With the heavy participation of groups in Anti-S. 1521 from a pro-free sexuality (or even outright, unapologetically "pro-porn") perspective, we decided THE ROC should be covering the porn scene more. After all, with adult bookstores being shut down and their contents BURNED without trial, attempted legislation like S. 1521--and even when the hard-heads went after rock and rap lyrics, wasn't it more times than not on the basis of their SEXUAL content?-- wasn't it time to COME OUT "explicitly" in SOLIDARITY with porn producers and their fans? As a long-time fan of the genre I provided a ready-made anchor for THE ROC and with issue #8. reported on two XXX-industry marches on the West Coast at which statements of solidarity from Rock Out Censorship were read. Danny Alexander exposed skeletons in the closet of Kansas City's Coalition Against Pornography (big-time prototype for similar "antiporn" groups around the country and originators of the stupid "white-ribbon" campaign). I covered the emerging "post-pornmodernist" scene --artists. writers and performers like Annie Sprinkle, author Camille Paglia, film maker Candida Royalle and others in a manifesto called "SAVE SEX!," flanked by a graphic I designed of a bare-breasted Lady Liberty.

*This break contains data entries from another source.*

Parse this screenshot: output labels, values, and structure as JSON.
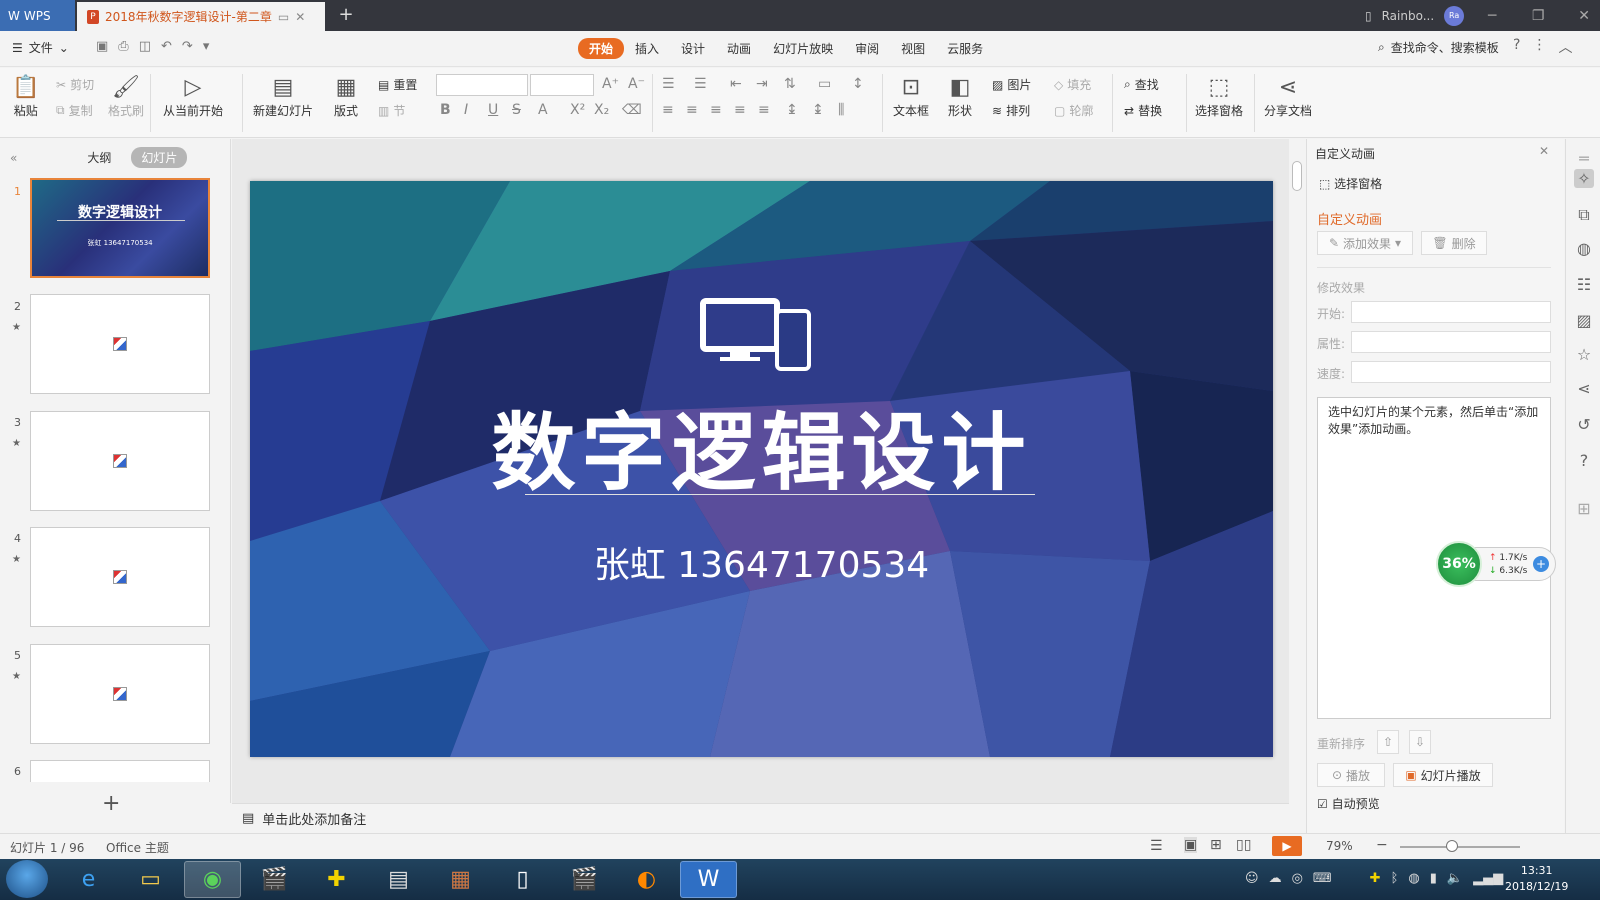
{
  "app": {
    "name": "WPS",
    "tab_title": "2018年秋数字逻辑设计-第二章",
    "user": "Rainbo...",
    "avatar": "Ra"
  },
  "menu": {
    "file": "文件",
    "tabs": [
      "开始",
      "插入",
      "设计",
      "动画",
      "幻灯片放映",
      "审阅",
      "视图",
      "云服务"
    ],
    "active_tab": "开始",
    "search": "查找命令、搜索模板"
  },
  "ribbon": {
    "paste": "粘贴",
    "cut": "剪切",
    "copy": "复制",
    "format_painter": "格式刷",
    "from_current": "从当前开始",
    "new_slide": "新建幻灯片",
    "layout": "版式",
    "reset": "重置",
    "section": "节",
    "textbox": "文本框",
    "shape": "形状",
    "picture": "图片",
    "arrange": "排列",
    "fill": "填充",
    "outline": "轮廓",
    "find": "查找",
    "replace": "替换",
    "select_pane": "选择窗格",
    "share": "分享文档"
  },
  "left": {
    "tab_outline": "大纲",
    "tab_slides": "幻灯片",
    "slide_numbers": [
      "1",
      "2",
      "3",
      "4",
      "5",
      "6"
    ],
    "thumb_title": "数字逻辑设计",
    "thumb_sub": "张虹  13647170534"
  },
  "slide": {
    "title": "数字逻辑设计",
    "subtitle": "张虹   13647170534"
  },
  "notes": {
    "placeholder": "单击此处添加备注"
  },
  "pane": {
    "header": "自定义动画",
    "select_pane": "选择窗格",
    "section_title": "自定义动画",
    "add_effect": "添加效果",
    "delete": "删除",
    "modify": "修改效果",
    "start": "开始:",
    "property": "属性:",
    "speed": "速度:",
    "hint": "选中幻灯片的某个元素，然后单击“添加效果”添加动画。",
    "reorder": "重新排序",
    "play": "播放",
    "slideshow": "幻灯片播放",
    "auto_preview": "自动预览"
  },
  "net": {
    "percent": "36%",
    "up": "1.7K/s",
    "down": "6.3K/s"
  },
  "status": {
    "slide_info": "幻灯片 1 / 96",
    "theme": "Office 主题",
    "zoom": "79%"
  },
  "taskbar": {
    "time": "13:31",
    "date": "2018/12/19"
  },
  "colors": {
    "accent": "#e86b22",
    "titlebar": "#34363d",
    "wps_blue": "#3b6db3"
  }
}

Meanwhile, R.O.C. was taking the anti-porn nuts on IN THE STREETS of Youngstown, Ohio, outside a rally/membership drive kick-off for the Mahoning County "Coalition for Decency," aimed at making Y-Town "porn-free." Participants bussed in from churches all around made for a big, enthusiastic--and fucking scary--crowd inside. When John and R.O.C.'s Kirby Stokes arrived for the small counter-rally outside. The rally's auditorium, they were confronted with a line of some-25 riot-gear equipped cops, some on horseback, but ALL giving off a distinct aura of wishing to intimidate any feisty opposition to the proceedings inside. Bad vibes. man! (No matter, a new R.O.C Y-town chapter was to be founded later that night with our new friends Debbie, Mark, Sherry, and Tim, at Tim's house, over beers and Alice Donut CDs!)
Interestingly, while reaction to R.O.C.'s new pro-porn stance was mostly positive, a copy of ROC #8 was returned to us by a jazz-oriented newsletter from Chicago, who, though previously reviewing the paper VERY favorably, now requested we cease sending them our "sleazy newspaper!" Similar puritanism could be found when Rock the Vote's director Beverley Lund nixxed Al Goldstein's request to use RTV's well-known "Censorship is UnAmerican" graphic on the cover of SCREW as "inappropriate" placement. I believe such sexually uptight HYPOCRISY is out of place within the anti-censorship movement. In fact, I submit we begin "to recognize the significance of Sexual Freedom as a 'smart bomb' in our arsenal of political and cultural weapons," to quote Brenda Loew Tatelbaum. Earlier this year, R.O.C. truly put it's money where it's mouth is on this issue by helping kick off a new organization the Free Expression League, dedicated to promoting sex-positive, libertarian values in the arts and society, and it's journal SPUNK, which premiered as a supplement in THE ROC #14 (and now distributed as an independent quarterly).